At DeWitt Clinton High School he continued to be taken up by teachers and now fellow students who recognized the growing power of his voice as a speaker and writer. But meanwhile, another powerful influence was the Pentecostal Church in which Baldwin had—like John in Go Tell It on the Mountain—been saved, and in which he became, for a while, an apprentice preacher. Baldwin left the church in his late teens, but not before absorbing the rhetoric of the Bible, and the sense of the mysterious power of the Word to move people and change their views and ways. He always said he left the pulpit to preach the gospel.
The struggle during his adolescence between church, spirit, Harlem, and home on one side and school, art, the world out there, and the growing needs of the flesh on the other led Baldwin to the first of many emotional crises.

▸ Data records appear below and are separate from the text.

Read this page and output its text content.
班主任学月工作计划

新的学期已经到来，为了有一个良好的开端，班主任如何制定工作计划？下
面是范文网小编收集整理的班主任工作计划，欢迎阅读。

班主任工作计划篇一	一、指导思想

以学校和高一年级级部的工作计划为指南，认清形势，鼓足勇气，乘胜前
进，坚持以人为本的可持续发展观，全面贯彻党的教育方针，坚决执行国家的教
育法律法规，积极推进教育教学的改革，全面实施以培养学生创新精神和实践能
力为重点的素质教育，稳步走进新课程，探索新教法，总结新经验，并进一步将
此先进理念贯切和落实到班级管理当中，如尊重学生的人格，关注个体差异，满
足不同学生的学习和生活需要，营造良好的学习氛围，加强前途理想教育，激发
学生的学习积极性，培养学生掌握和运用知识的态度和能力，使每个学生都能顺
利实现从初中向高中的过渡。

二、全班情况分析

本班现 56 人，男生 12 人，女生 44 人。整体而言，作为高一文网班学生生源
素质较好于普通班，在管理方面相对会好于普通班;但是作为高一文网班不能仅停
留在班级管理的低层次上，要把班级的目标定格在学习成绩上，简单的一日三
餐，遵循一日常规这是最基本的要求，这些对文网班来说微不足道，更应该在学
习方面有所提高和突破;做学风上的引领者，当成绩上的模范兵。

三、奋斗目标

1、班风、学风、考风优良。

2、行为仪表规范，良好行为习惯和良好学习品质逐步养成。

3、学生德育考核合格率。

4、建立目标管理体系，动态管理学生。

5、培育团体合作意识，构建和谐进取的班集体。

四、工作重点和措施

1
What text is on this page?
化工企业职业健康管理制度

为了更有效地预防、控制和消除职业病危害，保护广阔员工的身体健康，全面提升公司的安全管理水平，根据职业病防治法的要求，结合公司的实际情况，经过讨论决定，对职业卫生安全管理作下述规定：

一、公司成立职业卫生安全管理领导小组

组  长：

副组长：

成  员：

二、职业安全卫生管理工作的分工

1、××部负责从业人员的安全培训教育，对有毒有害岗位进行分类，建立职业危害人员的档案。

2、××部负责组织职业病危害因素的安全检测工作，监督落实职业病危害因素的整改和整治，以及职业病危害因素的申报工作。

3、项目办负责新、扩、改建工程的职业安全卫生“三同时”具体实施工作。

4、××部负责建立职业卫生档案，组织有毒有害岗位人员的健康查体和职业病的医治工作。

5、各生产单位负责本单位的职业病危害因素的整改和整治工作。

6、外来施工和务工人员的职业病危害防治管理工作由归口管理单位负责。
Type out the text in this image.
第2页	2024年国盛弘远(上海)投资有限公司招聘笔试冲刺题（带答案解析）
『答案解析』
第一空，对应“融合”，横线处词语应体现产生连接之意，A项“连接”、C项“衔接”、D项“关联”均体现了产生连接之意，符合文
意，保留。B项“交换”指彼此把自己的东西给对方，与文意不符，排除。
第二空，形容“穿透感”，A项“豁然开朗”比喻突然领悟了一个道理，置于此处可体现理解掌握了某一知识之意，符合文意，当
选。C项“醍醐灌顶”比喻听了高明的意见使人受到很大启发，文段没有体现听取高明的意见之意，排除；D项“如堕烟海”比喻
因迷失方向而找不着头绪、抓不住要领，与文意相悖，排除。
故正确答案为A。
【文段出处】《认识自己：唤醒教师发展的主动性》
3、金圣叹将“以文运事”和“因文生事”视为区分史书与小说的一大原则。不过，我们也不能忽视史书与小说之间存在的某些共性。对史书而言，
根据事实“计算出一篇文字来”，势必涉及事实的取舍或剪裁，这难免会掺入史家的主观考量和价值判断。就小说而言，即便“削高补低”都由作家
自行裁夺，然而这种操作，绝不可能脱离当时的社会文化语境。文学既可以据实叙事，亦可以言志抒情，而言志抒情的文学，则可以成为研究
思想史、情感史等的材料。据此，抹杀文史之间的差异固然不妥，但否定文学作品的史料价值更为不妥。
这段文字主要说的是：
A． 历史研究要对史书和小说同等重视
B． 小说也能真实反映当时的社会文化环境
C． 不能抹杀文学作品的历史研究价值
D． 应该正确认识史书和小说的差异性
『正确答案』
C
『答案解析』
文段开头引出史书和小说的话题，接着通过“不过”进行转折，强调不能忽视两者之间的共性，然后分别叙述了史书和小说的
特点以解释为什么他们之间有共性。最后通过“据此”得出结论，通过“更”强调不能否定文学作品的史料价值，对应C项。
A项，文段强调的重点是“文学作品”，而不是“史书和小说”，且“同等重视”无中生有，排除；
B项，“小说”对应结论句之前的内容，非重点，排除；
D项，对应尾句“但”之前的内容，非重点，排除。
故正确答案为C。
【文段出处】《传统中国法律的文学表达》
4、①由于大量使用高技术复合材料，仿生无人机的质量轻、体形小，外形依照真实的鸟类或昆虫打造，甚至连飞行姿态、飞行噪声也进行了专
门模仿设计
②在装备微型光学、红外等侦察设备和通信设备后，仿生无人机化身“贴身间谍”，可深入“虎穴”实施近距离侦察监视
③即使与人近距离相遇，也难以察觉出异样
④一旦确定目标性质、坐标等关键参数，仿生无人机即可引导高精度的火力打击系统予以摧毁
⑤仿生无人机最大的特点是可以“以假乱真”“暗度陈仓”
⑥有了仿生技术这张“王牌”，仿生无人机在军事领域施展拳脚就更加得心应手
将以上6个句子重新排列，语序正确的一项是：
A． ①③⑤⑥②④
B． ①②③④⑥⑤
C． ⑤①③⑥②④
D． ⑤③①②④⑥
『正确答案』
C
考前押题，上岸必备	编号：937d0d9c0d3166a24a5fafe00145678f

But more important, it led him to the bohemian world of Greenwich Village, and into the metaphorical and philosophical arms of the great painter Beauford Delaney. Beauford had been recommended to Baldwin by a friend as someone who might help him. When Jimmy got up the nerve to knock on the door of the shabby apartment at 181 Greene Street, he was confronted by a short, round, brown man, who, “when he had completed his instant x-ray of my brain, lungs, liver, heart, bowels, and spinal column,” invited him in. I know what that meeting and that examination were like because years later I would be received at Delaney’s door in Paris and have much the same experience.
Baldwin always said he had opened that unusual door not a moment too soon. Here was a gay black man, like him the son of a preacher, who was nevertheless making it as an artist. Beauford took on the boy as his primary charge. He taught him, as Luke teaches his son David in The Amen Corner, that the church-forbidden jazz and the blues, the music of Ethel Waters and Ma Rainey, of Fats Waller and Louis Armstrong, the literal and metaphorical music of the streets, was just as sacred as the spirituals and gospel songs of the sanctified. Beauford bridged Baldwin’s two worlds, his many sides. He became what Baldwin would later call “my principal witness,” and remained a close friend and mentor, really a father, if sometimes a very needy father, until he died in Paris in 1979. Perhaps most important, Beauford taught the young James Baldwin to observe the world around him with meticulous care and to translate that observation into his art. Through Beauford Delaney, the prophet-to-be learned that what one sees and cannot see says everything about you.
There were, of course, other influences on the early life: the books pored over at the Schomburg library, meetings with Richard Wright, the legendary Mother Horn, and Marian Anderson. Perhaps one final influence, however, needs to be mentioned. In December 1946, Eugene Worth, a young African American whom Baldwin loved, jumped off the George Washington Bridge, and in so doing, remained in the writer’s mind until he became Rufus in Another Country. Eugene’s suicide convinced Baldwin that he had to leave the shining city, at least for a while, so as to see it from a distance. In his growing despair over the waywardness of his people, the American people, he could follow Eugene or he could make his way to Paris, long the sanctuary of so many black voices in the struggle. In 1948 he took that leap, and so began another stage of the story we’re here to tell.